Dans un premier temps, la thèse dresse de manière systémique le panorama des activités agricoles insulaires et une esquisse des dynamiques sociales des groupes et segments professionnels qui les conduisent. Une typologie des îles sous l’angle de l’organisation sociale et économique de leur agriculture est ainsi formalisée : les îles « filières », les îles « circuits-courts » et les îles « mixtes ». Puis, à partir de quatre études de cas ethnographiques, l’analyse des mutations récentes de ces groupes et segments professionnels met en lumière à la fois les contraintes structurelles auxquelles ils font face et leurs (inter)dépendances à d’autres entités sociales qui les façonnent localement et/ou à distance : les mobilisations citoyennes en soutien ou en opposition, les collectivités territoriales, les acteurs de la conservation de la nature, les services de l’État et les organismes d’encadrement de la profession agricole.

Les résultats de cette thèse contribuent d’abord à préciser l’hétérogénéité des groupes professionnels agricoles insulaires contemporains, puis à caractériser l’engouement politique et social pour le maintien et le développement de certaines de leurs activités. En effet, les attentes en matière de multifonctionnalité de l’agriculture et l’institutionnalisation de l’enjeu de relocalisation alimentaire à l’échelle nationale, tout comme le renouvellement des modes d’habiter les îles et de leur mise en tourisme, concourent à relégitimer la présence d’agriculteurs dans ces territoires.

Nous démontrons ensuite que les agriculteurs sont alors contraints de répondre à de nombreuses fonctions complémentaires, voire substitutives, au mandat de production de matières premières alimentaires, leur assignant ainsi une quasi mission de service public au service de la dynamique territoriale. De plus, les difficultés structurelles à maîtriser les moyens de production (foncier, bâti, transport maritime le cas échéant), dont l’accessibilité dépend de l’implication des pouvoirs publics et d’arrangements locaux, fragilisent leur autonomie professionnelle.

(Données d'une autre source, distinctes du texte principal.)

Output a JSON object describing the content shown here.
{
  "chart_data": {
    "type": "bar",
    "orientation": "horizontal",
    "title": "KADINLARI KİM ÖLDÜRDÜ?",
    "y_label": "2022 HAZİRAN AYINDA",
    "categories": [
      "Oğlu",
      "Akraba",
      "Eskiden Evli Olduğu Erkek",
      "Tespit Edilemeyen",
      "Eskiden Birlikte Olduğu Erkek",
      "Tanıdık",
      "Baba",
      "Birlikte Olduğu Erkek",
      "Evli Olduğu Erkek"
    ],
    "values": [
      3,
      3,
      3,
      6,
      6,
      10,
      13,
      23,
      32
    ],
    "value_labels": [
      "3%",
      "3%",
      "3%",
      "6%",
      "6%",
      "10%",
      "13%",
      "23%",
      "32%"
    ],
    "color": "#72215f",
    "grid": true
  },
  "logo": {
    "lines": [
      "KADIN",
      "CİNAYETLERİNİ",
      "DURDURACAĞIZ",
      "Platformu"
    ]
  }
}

Par ailleurs, la quasi absence d’intermédiation des organisations professionnelles agricoles, le poids de l’interconnaissance, l’hétérogénéité sociale et la proximité spatiale des protagonistes façonnent les rapports de force locaux. Les ressorts de l’autonomie des agriculteurs et de la pérennité de leurs activités dépendent alors du poids socio-économique et symbolique de leur segment dans l’espace social localisé, inféodé aux capitaux économique, social, culturel et d’autochtonie dont les agriculteurs et les prétendants au métier disposent. Ces ressorts dépendent également de leur capacité à se fédérer collectivement, par des alliances ou en opposition à d’autres groupes sociaux influents localement.

Enfin, cette thèse est une contribution à penser les îles comme des « espaces de condensation » au regard de leurs dynamiques sociales singulières, à la fois exacerbées et anticipatrices de reconfigurations en cours et à venir dans d’autres espaces ruraux ou périurbains en tension.